小学生の時、学校行事で隣町の研究所へ見学に行き、そこで細羽愛と出会った。彼女が住んでいた単身アパートと私の通学路がかぶっていたこともあって、カフカが出現し引きこもるまでの間、僅かだが交流があり、幼かった私は彼女によくなついていた。
そんな設定。
根も葉もない嘘話。
でも、真実よりずっと、救いがある。
「君は徒花だそうだね」
「はい。新米ですけど」
「カフカになった人を見たことがあるかい?」
思わず、言葉に詰まった。ミキのことが脳裏に蘇ったためだった。
「何度か、あります」
どっかのお偉いさんの息子、細羽愛、お母さん、ミキ、それから、もしかしたらもう一人ーーーー
「君から見て、どうだろう。愛はカフカになりそうに見えたかい?」
「いえ」と、自然と即答できた。今度は嘘じゃない。だって、細羽愛は、彼女はカフカでありながら、どこまでも人間のようだった。そしてその人間という存在さえなければ、私達が争うことはなかっただろう。なんであの人は腐ってしまったのだろう。なんの悪感情を溜め込んでいたのだろう。

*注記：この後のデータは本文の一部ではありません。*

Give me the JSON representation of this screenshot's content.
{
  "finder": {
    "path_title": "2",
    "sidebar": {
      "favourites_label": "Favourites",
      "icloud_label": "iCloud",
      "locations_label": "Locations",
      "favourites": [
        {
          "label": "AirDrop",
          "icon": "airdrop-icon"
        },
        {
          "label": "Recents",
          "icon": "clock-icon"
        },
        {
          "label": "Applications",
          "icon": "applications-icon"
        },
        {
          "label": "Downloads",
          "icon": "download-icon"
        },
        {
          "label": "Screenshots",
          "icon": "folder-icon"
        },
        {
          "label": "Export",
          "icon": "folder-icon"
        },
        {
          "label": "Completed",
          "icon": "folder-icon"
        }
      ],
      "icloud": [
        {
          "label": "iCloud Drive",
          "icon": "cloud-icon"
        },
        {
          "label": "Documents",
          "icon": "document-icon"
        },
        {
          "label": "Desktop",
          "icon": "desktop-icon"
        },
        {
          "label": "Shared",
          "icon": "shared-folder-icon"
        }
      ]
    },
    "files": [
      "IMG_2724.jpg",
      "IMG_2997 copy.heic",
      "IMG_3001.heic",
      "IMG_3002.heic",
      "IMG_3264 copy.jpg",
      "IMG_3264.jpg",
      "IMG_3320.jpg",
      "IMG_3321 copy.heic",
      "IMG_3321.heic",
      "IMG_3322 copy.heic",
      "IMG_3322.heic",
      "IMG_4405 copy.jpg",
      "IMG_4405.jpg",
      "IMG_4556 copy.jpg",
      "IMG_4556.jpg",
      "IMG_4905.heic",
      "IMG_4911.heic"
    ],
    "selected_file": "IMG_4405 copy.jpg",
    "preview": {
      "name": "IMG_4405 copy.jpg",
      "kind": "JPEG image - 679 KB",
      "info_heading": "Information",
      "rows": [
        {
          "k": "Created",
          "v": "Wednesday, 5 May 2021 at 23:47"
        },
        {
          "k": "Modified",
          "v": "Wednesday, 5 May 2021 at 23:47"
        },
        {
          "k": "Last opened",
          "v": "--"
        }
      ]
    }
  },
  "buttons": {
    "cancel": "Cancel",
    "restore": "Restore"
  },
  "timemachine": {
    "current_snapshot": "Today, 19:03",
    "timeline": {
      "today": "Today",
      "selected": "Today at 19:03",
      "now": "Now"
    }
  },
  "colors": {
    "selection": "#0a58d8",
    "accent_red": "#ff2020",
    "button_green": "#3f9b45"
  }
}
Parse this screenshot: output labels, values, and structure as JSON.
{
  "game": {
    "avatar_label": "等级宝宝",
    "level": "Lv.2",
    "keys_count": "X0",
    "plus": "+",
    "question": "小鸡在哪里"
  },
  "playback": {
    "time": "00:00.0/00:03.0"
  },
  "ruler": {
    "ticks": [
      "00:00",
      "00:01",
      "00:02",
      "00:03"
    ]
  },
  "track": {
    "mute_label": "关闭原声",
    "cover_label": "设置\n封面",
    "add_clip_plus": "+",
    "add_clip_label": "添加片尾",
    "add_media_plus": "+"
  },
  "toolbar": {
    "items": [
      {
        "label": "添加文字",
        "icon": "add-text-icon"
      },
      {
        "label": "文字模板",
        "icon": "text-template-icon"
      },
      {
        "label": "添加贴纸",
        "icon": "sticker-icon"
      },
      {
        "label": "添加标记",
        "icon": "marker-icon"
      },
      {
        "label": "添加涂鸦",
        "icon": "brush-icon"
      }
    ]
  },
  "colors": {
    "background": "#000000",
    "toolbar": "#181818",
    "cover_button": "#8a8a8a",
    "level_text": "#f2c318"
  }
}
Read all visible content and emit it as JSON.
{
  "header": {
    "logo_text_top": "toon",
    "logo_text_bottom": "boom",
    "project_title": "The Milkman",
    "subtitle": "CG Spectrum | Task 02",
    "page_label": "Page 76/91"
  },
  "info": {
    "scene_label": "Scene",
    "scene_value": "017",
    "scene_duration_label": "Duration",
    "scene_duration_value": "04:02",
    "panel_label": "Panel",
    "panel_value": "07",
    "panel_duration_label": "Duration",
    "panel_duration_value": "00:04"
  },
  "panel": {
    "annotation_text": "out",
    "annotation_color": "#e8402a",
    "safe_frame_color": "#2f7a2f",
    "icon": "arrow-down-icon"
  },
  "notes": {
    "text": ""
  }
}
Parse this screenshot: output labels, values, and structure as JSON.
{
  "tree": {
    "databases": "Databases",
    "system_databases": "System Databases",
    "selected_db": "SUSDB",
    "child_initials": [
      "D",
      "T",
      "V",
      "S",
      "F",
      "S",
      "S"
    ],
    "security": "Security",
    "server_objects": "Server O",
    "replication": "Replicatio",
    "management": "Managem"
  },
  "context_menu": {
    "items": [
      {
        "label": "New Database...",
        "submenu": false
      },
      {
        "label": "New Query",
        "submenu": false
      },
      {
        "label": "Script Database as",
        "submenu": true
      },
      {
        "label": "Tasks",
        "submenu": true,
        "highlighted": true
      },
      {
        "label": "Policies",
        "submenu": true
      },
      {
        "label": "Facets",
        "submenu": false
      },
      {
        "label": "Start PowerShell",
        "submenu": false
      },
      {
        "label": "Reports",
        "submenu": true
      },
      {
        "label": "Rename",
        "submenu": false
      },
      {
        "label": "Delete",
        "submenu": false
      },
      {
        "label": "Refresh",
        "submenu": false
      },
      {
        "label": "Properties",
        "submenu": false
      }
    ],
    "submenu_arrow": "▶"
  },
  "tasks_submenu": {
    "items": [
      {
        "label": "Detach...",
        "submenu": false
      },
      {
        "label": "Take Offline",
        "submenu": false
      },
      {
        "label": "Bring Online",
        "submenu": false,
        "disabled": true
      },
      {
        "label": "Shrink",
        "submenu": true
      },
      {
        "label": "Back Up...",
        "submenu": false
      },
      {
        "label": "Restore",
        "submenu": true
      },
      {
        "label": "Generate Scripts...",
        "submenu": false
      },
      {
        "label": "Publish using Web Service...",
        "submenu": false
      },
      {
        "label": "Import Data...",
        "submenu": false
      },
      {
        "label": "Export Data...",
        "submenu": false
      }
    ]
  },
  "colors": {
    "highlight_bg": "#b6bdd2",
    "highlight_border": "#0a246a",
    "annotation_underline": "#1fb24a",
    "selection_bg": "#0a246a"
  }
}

「ありがとう」と彰文さんは言った。嬉しそうな笑みだった。そして、その表情のまま続けた。「もしあの子が君達の前にカフカとして現れたら、迷うことなく殺してほしい」
内心驚きながらも頷くべきだと理解していた。
「いいんですか?」
しかし、口からでたのは、そんな問い掛け。残酷な確認。
「あぁ」と頷いたまま彰文さんは顔をあげなかった。「きっと、あの子もそれを望んでいる」
声と肩が震えている。
「優しい子だったから。しょうもない親のせいで、その表し方が分からなくなってしまっただけで、とても優しい子だった。だから、それでいいんだ」
私は頷くしか出来なかった。
細羽愛は死ぬことを望んでいただろうか。否。彼女は生きようとしていた。命を懸けた嘘をついてでも、あの赤ん坊と一緒に。
死ぬことを望んでいるなんて、都合のいい考えでしかない。私にとっても、彰文さんにとっても。
でも、そう望んでしまう。
どんな姿になっても、人として生きていてほしいと。
自惚れたことを、どこまでも切実に。